Despite the growing use of technology, healthcare is still primarily a people-driven business. From the doctors and nurses who provide care to the administrators and operators who help these complex organizations function – the growing demand for care outpaces the supply of labor and this is putting pressure on healthcare systems globally. COVID-19 exacerbated this challenge by putting strained workforces under the threat of direct exposure to the virus, extending work hours, deferring vacations and demanding rapid change in ways of working.
The results of the 2021 Healthcare CEO Future Pulse reveal that health leaders are addressing workforce challenges with approaches in the immediate term focused on optimizing their teams, while keeping their eyes on the horizon of talent supply shortages. Roughly two-thirds (67 percent) acknowledge that their organizations need to focus more of their attention on talent and resources. Fewer than half (43 percent) of executives believe they’re facing a talent shortage. Instead, the most concerning workforce issues keeping healthcare CEOs up at night are the ability to meet demand, the impact of new operating models upon staff, supporting workforce wellness, and recruiting new talent.
Considered together, these data suggest an instinct to “do more” with available talent—through training, supporting them with technology or providing greater support/incentives, rather than recruiting new resources. For Sarah Downey, president and CEO of Michael Garron Hospital in Canada this is not a solution. “We have an exhausted workforce, many of whom were already at the brink of retirement before COVID,” she says. For the past year, her team has worked to fill 100 nursing vacancies, and this issue has become a perennial problem for her hospital.
The potential impact is profound. There is no healthcare without healthcare workers: loss of staff due to attrition, burnout or retirement can have serious implications—in terms of costs to recruit new talent and capacity to deliver on demand. Following COVID, the threat is very real as people re-examine their career choices. However, the data suggests that health leaders, while concerned about workforce wellness, are looking beyond the pandemic.

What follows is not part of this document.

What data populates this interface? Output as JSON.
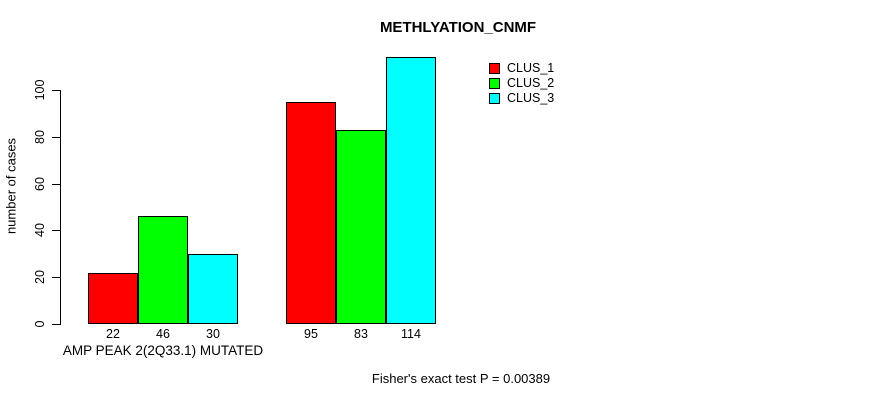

In terms of mitigating burnout, more than two-thirds of CEOs (69 percent) have programs in place to listen to their staffers’ needs and learn where they need support – but clearly more can be done. More than two-thirds (67 percent) said they’re embracing partnerships in which external providers can take on more duties, alleviating overwork and allowing providers to focus on their core duties, where they can add the most value according to their expertise. This may be a necessary measure to add capacity to the workforce, but also may require re-thinking and expanding what the workforce looks like.

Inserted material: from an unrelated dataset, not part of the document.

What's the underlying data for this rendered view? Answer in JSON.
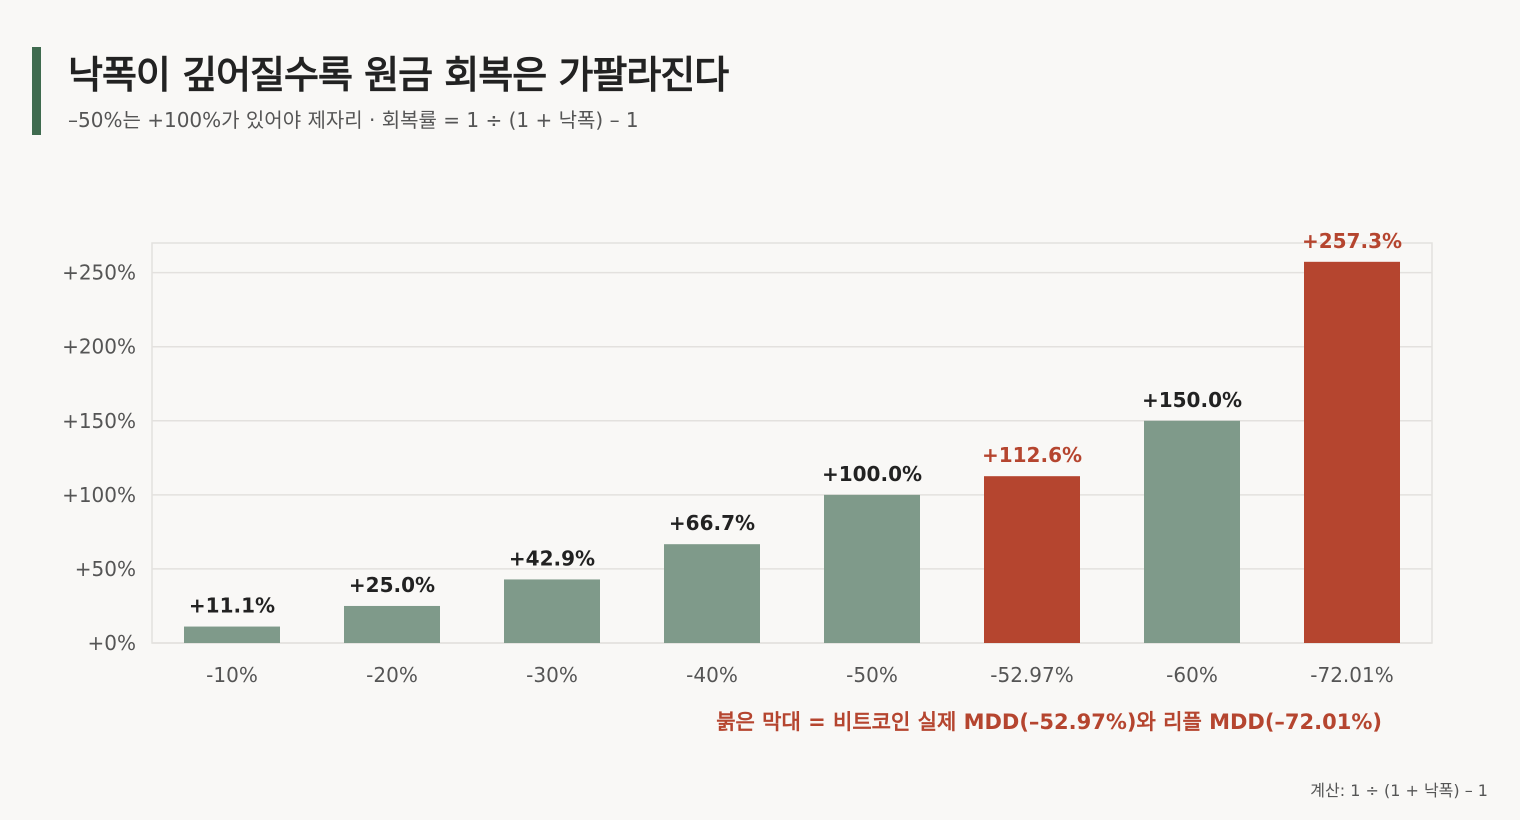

“It’s a system that is very hard to transform and change. You don’t have many levers and we cannot produce personnel quickly. We’ve got a huge amount of work going into inclusion and diversity, which mirrors what’s going on in the system. But what really worries me over the next couple of years is how to rebuild our workforce to be able to maintain access to healthcare for those who will need it.”
President and CEO Michael Garron Hospital
The point, of course, isn’t to deprioritize patient satisfaction. It’s important to recognize that the two are inextricably linked – organizations can’t deliver on patient outcomes without the people who get that done – perhaps the best way to reconcile the two is by creating a culture like the one at Mayo Clinic. “Everyone in the organization works towards helping patients get better. It’s unbelievably personal – if you reached out to me for help, I will find an answer for you,” says Dr. Decker, President, Mayo Clinic International. He explains the depth of that personal relationship further, noting: “We ask our staff to imagine the patient is your family. Imagine you’re the patient. Then deliver to that standard of care.”
Health leaders are currently focused on getting ‘more blood from the stone’ from their existing workforces, but the reality is that leaders will need to focus on treating existing staff better while building a ‘pipeline’ of future labor.
Workforce concerns are a long-term play given that supply is limited, and their recruitment, training and deployment spans many years.
To deliver customer-centric experiences, workforces are the interface and embodiment of that ethos; sacrificing workforce in the name of efficiency can do more harm than good.
How to take action
Workforce should be a core pillar of health leaders’ strategies and requires both a current and long-term perspective – from a culture, capacity, and technology perspective. Patient-centricity is driven by workforce culture, which needs to be led from the top. Meanwhile, capacity can be addressed using a ‘workforce shaping’ approach - assessing current capacity, future demand and potential labor-mix needs. Further, workforce and digital strategies should be intertwined – factoring in how one impacts the other, and how workforces will need to be augmented with new roles and existing staff trained in new ways of working with technology.